IMG_0077Du bon riz bien cuit, aux grains détachés mais pas secs, accompagne les deux caris comme il faut, assisté de lentilles standards mais assez bonnes et du petit piment vert moulu, à la claque parfumée et efficace. On ne nous propose que des glaces en dessert. Tant pis. Nous prenons le café et réglons une addition de 35 euros, barquette d’espadon supplémentaire comprise. Le rapport qualité-prix est très correct.
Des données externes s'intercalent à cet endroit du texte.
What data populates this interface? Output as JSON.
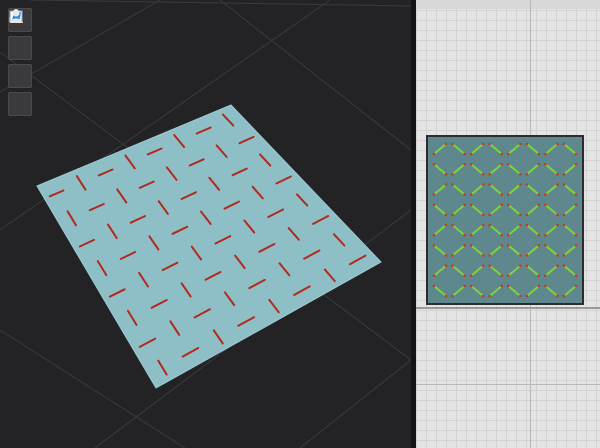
{
  "toolbar": {
    "items": [
      {
        "name": "avatar-garment-icon"
      },
      {
        "name": "avatar-icon"
      },
      {
        "name": "texture-icon"
      },
      {
        "name": "user-icon"
      }
    ]
  },
  "colors": {
    "viewport_bg": "#232325",
    "fabric_3d": "#8fbfc6",
    "stitch_3d": "#b02a1e",
    "pattern_piece": "#5f878e",
    "stitch_2d": "#7ed33a",
    "canvas_2d": "#e4e4e4"
  },
  "scene": {
    "fabric_piece": "fabric-piece-3d",
    "pattern_piece": "pattern-piece-2d"
  }
}
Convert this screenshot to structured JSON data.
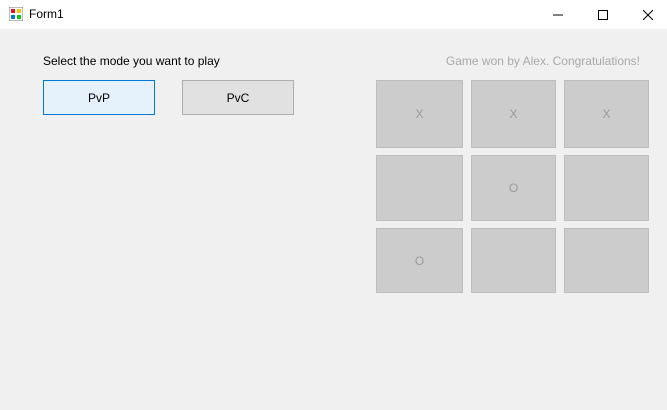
{
  "window": {
    "title": "Form1",
    "icon": "winforms-app-icon",
    "controls": {
      "minimize_icon": "minimize-icon",
      "maximize_icon": "maximize-icon",
      "close_icon": "close-icon"
    }
  },
  "mode_select": {
    "prompt": "Select the mode you want to play",
    "pvp_label": "PvP",
    "pvc_label": "PvC",
    "selected": "PvP"
  },
  "status": {
    "message": "Game won by Alex. Congratulations!"
  },
  "board": {
    "cells": [
      {
        "mark": "X"
      },
      {
        "mark": "X"
      },
      {
        "mark": "X"
      },
      {
        "mark": ""
      },
      {
        "mark": "O"
      },
      {
        "mark": ""
      },
      {
        "mark": "O"
      },
      {
        "mark": ""
      },
      {
        "mark": ""
      }
    ]
  },
  "colors": {
    "window_background": "#f0f0f0",
    "titlebar_background": "#ffffff",
    "selected_button_border": "#0078d7",
    "selected_button_fill": "#e5f1fb",
    "cell_fill": "#cccccc",
    "disabled_text": "#a9a9a9"
  }
}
En cinq ans, beaucoup d’eau a dû couler sous les ponts de Sainte-Marie. Nous ne sommes certes pas à l’abri d’émettre un avis dans des circonstances peu propices pour les restaurants au moment où nous les visitons, mais en l’espèce, il nous semble bien constater une belle évolution dans la qualité de la cuisine du « Ô Karambol ». Nous regrettons le manque de dessert (un gâteau ou une tarte maison aurait été bienvenu), et les entrées uniquement en libre-service. Une petite entrée, une seule, dressée dans une assiette, suffirait en effet à ajouter davantage de relief à ce moment privilégié du déjeuner, quitte à utiliser les produits exposés dans les bacs. Certaines personnes, quand elles sont assises, n’ont plus envie de se relever pour aller se servir. Les plats, pour leur part, sont très bons, même si une petite tendance à la main lourde est à noter sur le sel. Rien de dramatique. C’est conséquemment avec grand plaisir que nous attribuons au restaurant Ô Karambol une belle fourchette en argent méritée.

FourchettesPour résumer : Accueil : bien • Cadre : bien • Présentation des plats: bien • Service: très bien • Qualité des plats : bons • Rapport qualité-prix :  perfectible.
Impression globale : bonne table
Fourchette en argent

La présente critique a été réalisée le 21 avril 2017, à partir de midi, et ne prétend pas être une vérité absolue et définitive. Notre point de vue est subjectif, par nature, mais parfaitement honnête. Nous certifions n’avoir aucun rapport de près ou de loin avec les propriétaires de ce restaurant et aucun intérêt à attribuer à ce dernier une bonne ou une mauvaise note. Dans tous les cas, le restaurant dispose d’un droit de réponse.